The Massachusetts law was enacted after what abortion-rights activists said was a history of harassment and violence at clinics in the Bay State, including a 1994 shooting at a Brookline Planned Parenthood clinic that left two people dead.

Supporters of Senate Bill 319 argued it was necessary to counter verbal harassment and intimidation by protesters who block sidewalks and force patients into confrontations. During legislative debate on the bill, Planned Parenthood of New England pointed to dozens of complaints by patients of the organization’s Manchester facility.

Jennifer Frizzell, senior policy adviser for Planned Parenthood of Northern New England, said the organization is also reviewing the ruling to see if it affects New Hampshire.

Bryan McCormack, executive director of the conservative advocacy group Cornerstone Policy Research, criticized Hassan for signing the bill when a ruling on the controversial issue was imminent.

He said he expects a legal challenge to New Hampshire’s law in the wake of the Supreme Court’s decision.

“Governor Hassan used deplorable judgment in signing New Hampshire's law knowing that a ruling on the Massachusetts case was pending” McCormack said in a statement. “Peaceful pro-life witness outside abortion facilities is constitutionally protected and must be respected by law, as Cornerstone has held all along.

“The right to abortion does not trump the First Amendment," he said.

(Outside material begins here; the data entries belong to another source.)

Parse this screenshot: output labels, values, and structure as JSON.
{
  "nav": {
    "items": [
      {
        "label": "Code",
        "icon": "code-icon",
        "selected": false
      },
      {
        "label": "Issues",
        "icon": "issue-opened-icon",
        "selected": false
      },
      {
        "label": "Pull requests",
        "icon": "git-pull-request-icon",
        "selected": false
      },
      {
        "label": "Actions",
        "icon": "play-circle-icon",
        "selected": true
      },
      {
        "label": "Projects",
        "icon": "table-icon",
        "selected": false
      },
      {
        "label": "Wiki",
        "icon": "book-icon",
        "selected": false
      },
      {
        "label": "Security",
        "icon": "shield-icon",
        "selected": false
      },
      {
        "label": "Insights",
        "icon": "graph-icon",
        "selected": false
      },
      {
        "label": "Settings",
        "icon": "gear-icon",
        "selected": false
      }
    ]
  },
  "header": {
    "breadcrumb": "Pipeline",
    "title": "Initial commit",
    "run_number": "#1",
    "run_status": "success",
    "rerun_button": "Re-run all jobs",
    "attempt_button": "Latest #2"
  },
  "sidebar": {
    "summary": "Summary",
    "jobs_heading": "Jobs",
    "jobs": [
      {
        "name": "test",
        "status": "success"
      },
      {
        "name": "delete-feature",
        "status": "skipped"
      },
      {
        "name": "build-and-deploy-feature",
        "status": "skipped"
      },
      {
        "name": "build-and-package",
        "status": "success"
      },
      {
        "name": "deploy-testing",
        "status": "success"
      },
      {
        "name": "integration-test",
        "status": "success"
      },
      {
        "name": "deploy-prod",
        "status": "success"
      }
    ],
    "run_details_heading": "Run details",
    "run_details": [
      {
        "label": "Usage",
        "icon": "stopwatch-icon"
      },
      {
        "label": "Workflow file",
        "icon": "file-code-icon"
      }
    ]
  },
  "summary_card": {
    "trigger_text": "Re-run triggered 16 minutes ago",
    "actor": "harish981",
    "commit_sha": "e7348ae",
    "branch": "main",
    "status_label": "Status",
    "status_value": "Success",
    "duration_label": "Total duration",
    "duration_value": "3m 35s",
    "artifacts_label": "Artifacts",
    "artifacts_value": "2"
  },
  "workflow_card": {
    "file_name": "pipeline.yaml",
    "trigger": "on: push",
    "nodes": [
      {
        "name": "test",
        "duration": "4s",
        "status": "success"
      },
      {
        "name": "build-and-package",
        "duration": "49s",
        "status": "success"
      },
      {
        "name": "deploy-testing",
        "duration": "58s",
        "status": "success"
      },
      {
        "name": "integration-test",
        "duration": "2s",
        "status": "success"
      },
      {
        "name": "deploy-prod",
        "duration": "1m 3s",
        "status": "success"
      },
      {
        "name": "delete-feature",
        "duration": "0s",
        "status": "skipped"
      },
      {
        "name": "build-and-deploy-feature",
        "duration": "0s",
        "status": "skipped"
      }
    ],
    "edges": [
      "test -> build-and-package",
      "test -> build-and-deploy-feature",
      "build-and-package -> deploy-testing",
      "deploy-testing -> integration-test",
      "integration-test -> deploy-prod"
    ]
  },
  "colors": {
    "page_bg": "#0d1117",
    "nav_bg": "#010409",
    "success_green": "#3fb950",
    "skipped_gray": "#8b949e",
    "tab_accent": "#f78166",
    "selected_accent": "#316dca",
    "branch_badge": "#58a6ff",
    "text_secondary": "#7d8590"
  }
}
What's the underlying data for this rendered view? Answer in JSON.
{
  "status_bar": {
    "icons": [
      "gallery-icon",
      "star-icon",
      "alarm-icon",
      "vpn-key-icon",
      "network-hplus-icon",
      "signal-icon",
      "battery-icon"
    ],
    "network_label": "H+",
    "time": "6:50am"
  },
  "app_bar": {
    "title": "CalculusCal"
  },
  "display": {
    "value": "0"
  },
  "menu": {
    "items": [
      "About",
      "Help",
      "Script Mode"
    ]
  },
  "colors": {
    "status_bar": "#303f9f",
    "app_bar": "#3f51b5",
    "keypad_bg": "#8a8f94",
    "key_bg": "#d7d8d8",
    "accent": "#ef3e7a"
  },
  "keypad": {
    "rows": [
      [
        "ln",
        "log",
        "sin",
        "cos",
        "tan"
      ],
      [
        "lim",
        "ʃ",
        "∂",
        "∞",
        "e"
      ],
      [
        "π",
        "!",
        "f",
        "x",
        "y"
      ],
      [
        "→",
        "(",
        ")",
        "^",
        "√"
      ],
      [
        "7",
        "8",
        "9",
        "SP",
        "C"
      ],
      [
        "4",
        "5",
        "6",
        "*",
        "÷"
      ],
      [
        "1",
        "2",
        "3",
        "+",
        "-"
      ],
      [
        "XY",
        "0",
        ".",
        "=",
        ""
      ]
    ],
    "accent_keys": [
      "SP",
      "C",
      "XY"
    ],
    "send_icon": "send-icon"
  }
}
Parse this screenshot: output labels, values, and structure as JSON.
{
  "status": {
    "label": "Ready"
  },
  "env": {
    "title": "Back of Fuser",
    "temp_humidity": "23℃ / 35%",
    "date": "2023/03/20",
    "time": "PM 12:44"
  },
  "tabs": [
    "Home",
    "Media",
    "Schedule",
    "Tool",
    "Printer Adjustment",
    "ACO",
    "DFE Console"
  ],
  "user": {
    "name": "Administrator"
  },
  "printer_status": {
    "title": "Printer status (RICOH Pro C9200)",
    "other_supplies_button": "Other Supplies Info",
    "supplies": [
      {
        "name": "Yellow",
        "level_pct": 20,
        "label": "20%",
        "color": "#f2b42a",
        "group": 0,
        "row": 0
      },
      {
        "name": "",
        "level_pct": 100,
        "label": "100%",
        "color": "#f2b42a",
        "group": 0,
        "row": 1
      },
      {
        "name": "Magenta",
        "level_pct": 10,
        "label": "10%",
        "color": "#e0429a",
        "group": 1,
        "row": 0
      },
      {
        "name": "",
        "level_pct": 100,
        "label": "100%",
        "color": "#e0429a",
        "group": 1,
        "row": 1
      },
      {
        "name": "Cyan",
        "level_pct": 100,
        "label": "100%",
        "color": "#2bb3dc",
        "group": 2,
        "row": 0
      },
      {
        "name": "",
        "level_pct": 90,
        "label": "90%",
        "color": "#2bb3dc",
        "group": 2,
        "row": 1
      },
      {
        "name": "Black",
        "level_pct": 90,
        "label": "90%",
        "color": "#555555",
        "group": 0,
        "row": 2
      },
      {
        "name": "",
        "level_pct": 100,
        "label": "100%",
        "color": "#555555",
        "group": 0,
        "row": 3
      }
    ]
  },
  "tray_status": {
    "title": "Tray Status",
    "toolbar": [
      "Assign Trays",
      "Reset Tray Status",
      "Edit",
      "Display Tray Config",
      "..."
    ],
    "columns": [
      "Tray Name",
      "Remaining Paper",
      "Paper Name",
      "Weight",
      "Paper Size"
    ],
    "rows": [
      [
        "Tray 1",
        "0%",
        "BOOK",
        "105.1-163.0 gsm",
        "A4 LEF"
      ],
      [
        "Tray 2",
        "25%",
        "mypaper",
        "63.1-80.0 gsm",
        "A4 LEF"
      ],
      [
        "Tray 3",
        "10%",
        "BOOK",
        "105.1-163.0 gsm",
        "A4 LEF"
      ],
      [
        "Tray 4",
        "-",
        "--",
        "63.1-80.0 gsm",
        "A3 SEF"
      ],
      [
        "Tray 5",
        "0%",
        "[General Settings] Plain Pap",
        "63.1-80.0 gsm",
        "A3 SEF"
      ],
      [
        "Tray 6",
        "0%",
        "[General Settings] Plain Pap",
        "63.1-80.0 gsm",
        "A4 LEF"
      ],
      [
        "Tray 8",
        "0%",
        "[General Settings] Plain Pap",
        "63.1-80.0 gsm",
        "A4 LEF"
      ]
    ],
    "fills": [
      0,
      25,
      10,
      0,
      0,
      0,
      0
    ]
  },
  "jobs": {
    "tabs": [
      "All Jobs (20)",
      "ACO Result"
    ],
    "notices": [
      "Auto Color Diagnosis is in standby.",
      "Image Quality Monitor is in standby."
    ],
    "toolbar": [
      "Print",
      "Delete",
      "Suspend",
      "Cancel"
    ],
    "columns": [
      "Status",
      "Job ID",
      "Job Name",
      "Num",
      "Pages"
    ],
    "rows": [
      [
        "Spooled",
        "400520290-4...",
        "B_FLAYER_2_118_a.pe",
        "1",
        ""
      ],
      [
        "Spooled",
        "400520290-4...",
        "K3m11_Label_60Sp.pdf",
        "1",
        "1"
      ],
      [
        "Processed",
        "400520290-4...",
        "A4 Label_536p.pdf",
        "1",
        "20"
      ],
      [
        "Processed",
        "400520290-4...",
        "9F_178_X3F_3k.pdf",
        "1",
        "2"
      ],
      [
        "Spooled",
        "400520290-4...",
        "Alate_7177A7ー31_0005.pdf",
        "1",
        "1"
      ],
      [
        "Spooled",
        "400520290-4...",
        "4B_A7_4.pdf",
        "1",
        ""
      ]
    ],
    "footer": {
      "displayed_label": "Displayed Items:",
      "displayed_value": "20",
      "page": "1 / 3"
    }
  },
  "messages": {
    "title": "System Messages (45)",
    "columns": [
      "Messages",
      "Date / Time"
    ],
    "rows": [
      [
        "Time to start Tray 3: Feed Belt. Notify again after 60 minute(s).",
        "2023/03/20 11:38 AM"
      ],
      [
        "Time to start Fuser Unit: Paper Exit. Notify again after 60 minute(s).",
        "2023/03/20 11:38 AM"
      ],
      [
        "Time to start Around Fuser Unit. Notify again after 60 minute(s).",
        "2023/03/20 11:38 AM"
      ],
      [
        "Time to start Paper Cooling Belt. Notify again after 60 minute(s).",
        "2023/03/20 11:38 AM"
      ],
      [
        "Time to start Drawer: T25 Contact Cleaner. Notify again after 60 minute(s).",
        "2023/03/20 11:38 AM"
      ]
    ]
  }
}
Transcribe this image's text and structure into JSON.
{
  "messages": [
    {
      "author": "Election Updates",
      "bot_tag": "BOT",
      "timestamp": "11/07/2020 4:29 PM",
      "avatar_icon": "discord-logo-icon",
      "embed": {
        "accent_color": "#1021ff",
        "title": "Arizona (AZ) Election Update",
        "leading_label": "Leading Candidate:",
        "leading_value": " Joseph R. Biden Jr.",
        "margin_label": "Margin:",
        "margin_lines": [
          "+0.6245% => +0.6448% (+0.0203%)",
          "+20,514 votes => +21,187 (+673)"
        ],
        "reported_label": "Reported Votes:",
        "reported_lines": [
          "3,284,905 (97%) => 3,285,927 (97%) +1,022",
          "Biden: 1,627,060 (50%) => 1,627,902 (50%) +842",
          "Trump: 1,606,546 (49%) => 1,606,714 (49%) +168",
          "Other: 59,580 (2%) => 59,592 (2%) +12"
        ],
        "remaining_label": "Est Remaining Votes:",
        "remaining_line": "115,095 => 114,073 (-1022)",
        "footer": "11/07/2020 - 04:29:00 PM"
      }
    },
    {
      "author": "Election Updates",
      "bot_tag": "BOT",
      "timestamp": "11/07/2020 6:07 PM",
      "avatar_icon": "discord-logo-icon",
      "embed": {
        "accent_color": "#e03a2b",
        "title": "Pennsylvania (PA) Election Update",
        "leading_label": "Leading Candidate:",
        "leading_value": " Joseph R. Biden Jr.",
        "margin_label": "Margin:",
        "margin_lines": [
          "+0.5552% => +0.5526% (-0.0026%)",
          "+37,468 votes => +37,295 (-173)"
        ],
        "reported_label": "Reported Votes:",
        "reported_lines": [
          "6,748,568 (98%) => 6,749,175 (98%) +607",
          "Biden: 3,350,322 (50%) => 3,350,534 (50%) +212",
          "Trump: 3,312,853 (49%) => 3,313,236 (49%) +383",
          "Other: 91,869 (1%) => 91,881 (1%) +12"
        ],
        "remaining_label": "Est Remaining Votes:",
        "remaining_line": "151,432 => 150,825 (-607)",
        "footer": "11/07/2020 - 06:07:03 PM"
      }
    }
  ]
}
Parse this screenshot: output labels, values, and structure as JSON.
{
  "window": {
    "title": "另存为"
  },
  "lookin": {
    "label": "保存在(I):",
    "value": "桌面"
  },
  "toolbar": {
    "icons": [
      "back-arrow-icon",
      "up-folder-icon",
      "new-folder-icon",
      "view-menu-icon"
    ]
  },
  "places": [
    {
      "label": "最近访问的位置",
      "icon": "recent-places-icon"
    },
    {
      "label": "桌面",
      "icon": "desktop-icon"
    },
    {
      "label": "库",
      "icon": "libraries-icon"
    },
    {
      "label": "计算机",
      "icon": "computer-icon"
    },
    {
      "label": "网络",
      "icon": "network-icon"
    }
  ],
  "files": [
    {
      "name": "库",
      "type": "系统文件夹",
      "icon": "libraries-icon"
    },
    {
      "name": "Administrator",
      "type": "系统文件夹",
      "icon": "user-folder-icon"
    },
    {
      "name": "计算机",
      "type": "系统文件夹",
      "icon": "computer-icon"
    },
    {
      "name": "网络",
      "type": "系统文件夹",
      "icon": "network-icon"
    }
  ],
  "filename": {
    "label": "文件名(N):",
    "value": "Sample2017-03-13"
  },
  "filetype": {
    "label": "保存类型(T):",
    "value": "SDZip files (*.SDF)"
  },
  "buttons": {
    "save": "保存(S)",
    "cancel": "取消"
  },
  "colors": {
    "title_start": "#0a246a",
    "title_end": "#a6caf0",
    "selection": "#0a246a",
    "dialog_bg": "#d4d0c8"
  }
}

John Greabe, who teaches constitutional law at the University of New Hampshire School of Law, told NHPR that Thursday’s ruling “in no way speaks directly to New Hampshire’s law.”

Greabe said, unlike the Massachusetts law, New Hampshire’s statute contains several “factual findings” that patients and clinic employees have been subjected to fear and intimidation by demonstrators. And he said the civil penalties under the New Hampshire law are also much less strict than in Massachusetts, where violators are subject to criminal charges.

Still, Greabe said, based on Thursday’s ruling, the New Hampshire law may be vulnerable to a challenge on constitutional grounds.

“In particular, it was really important to the majority that the Massachusetts law made it difficult for people to get close to women who were entering the facilities so that they could converse with them in a conversational tone and extend in their hand literature to those people,” he said. “I think that language could well be relied on by people who wish to challenge New Hampshire’s law."

The New Hampshire Civil Liberties Union, which opposed the legislation, said the court’s decision raises “significant concerns about the constitutionality” of SB 319.

In a statement, the group said the ruling made clear that states have other alternatives for ensuring unencumbered access to abortion clinics, such as revised traffic ordinances and increased police presence when large crowds block a clinic entrance.

"We encourage the New Hampshire legislature to consider these constitutional alternatives as it revisits SB 319,” the ACLU-NH said.